Exploring hypoxia-induced ncRNAs as biomarkers and therapeutic targets in lung cancer

Lung cancer is a deadly disease, causing nearly 20 % of all cancer deaths globally. A key factor in lung cancer's development and resistance to treatment is hypoxia, a condition where tumor cells experience low oxygen levels. In this low-oxygen environment, special molecules called non-coding RNAs (ncRNAs) become critical players. NcRNAs, including lncRNAs, miRNAs, circRNAs, and siRNAs, control how genes function and how cells behave. Some ncRNAs, like HIF1A-AS2 and HOTAIR, are linked to the aggressive spread of lung cancer, making them potential targets for therapy.
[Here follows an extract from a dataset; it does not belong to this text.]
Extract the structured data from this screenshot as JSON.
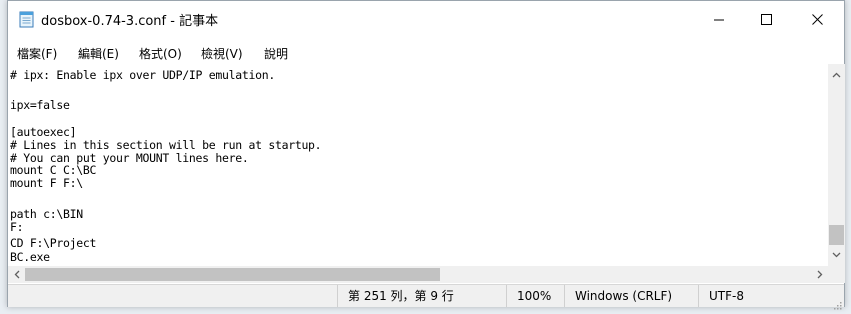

Others, like certain miRNAs, show promise as early detection tools due to their influence on tumor blood vessel formation and metabolism. This complex interplay between hypoxia and ncRNAs is crucial for understanding lung cancer. For example, circRNAs can control the activity of miRNAs, impacting how tumors respond to low oxygen. Additionally, siRNAs offer a potential strategy to overcome treatment resistance caused by hypoxia. By studying the intricate relationship between hypoxia and ncRNAs, scientists hope to uncover new biomarkers for lung cancer. This knowledge will pave the way for developing more effective and targeted treatments for this devastating disease.